The effects of reciprocity are so strong that Cialdini thinks the best defence against it is to completely avoid it.  If you are given something, you’re going to feel a desire to give something back.  If you’re worried about this happening to you, do your best to refuse the gift, or better yet, physically avoid the encounter.  The other option is to defer a gift. Munger touches on this and while this quote relates to responding to a negative event, it can be used for positive responses as well.

The standard antidote to one’s overactive hostility is to train oneself to defer reaction. As my smart friend Tom Murphy so frequently says, “You can always tell the man off tomorrow if it is such a good idea.”

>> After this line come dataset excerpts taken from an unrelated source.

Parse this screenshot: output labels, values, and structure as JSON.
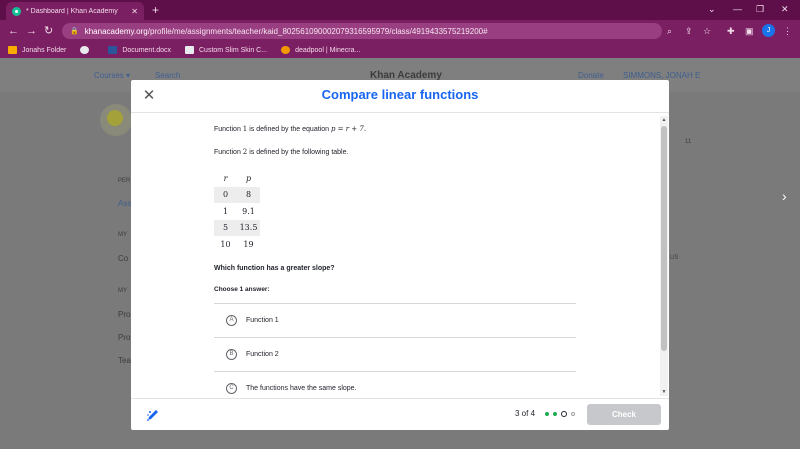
{
  "browser": {
    "tab_title": "* Dashboard | Khan Academy",
    "tab_close": "✕",
    "new_tab": "+",
    "window_controls": [
      "⌄",
      "—",
      "❐",
      "✕"
    ],
    "url_host": "khanacademy.org",
    "url_path": "/profile/me/assignments/teacher/kaid_802561090002079316595979/class/4919433575219200#",
    "profile_initial": "J",
    "bookmarks": [
      {
        "label": "Jonahs Folder",
        "color": "#f9ab00"
      },
      {
        "label": "",
        "color": "#e8eaed"
      },
      {
        "label": "Document.docx",
        "color": "#2b579a"
      },
      {
        "label": "Custom Slim Skin C...",
        "color": "#e8eaed"
      },
      {
        "label": "deadpool | Minecra...",
        "color": "#f29900"
      }
    ]
  },
  "background_page": {
    "courses": "Courses ▾",
    "search": "Search",
    "logo": "Khan Academy",
    "donate": "Donate",
    "user": "SIMMONS, JONAH E",
    "side_items": [
      "PER",
      "Ass",
      "MY",
      "Co",
      "MY",
      "Pro",
      "Pro",
      "Tea"
    ],
    "stat": "11",
    "sus": "US"
  },
  "modal": {
    "title": "Compare linear functions",
    "close": "✕",
    "function1_prefix": "Function ",
    "function1_num": "1",
    "function1_mid": " is defined by the equation ",
    "function1_eq": "p = r + 7.",
    "function2_prefix": "Function ",
    "function2_num": "2",
    "function2_suffix": " is defined by the following table.",
    "table": {
      "headers": [
        "r",
        "p"
      ],
      "rows": [
        [
          "0",
          "8"
        ],
        [
          "1",
          "9.1"
        ],
        [
          "5",
          "13.5"
        ],
        [
          "10",
          "19"
        ]
      ]
    },
    "question": "Which function has a greater slope?",
    "choose": "Choose 1 answer:",
    "choices": [
      {
        "letter": "A",
        "text": "Function 1"
      },
      {
        "letter": "B",
        "text": "Function 2"
      },
      {
        "letter": "C",
        "text": "The functions have the same slope."
      }
    ],
    "progress": "3 of 4",
    "check": "Check",
    "colors": {
      "title": "#1865f2",
      "done": "#1fab54"
    }
  }
}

Basically, if you can’t avoid it, then defer your decision. That’s harder said than done, and in mobile applications I’ve seen some compelling examples of reciprocity that encourage users to reach into their wallet. The most common examples I’ve seen are when an app ‘gives’ you a free starter item. Whether that’s a dragon or a tree, the gift is unexpected and pretty exciting to receive. Then, when you look at other similar items and how you can get them, it takes you to the store where you need to hand over just a couple dollars for the bigger, better version. Since you’ve already been given a cool toy, it’s easier to reach into your wallet. Pretty powerful. Keeps your wits sharp!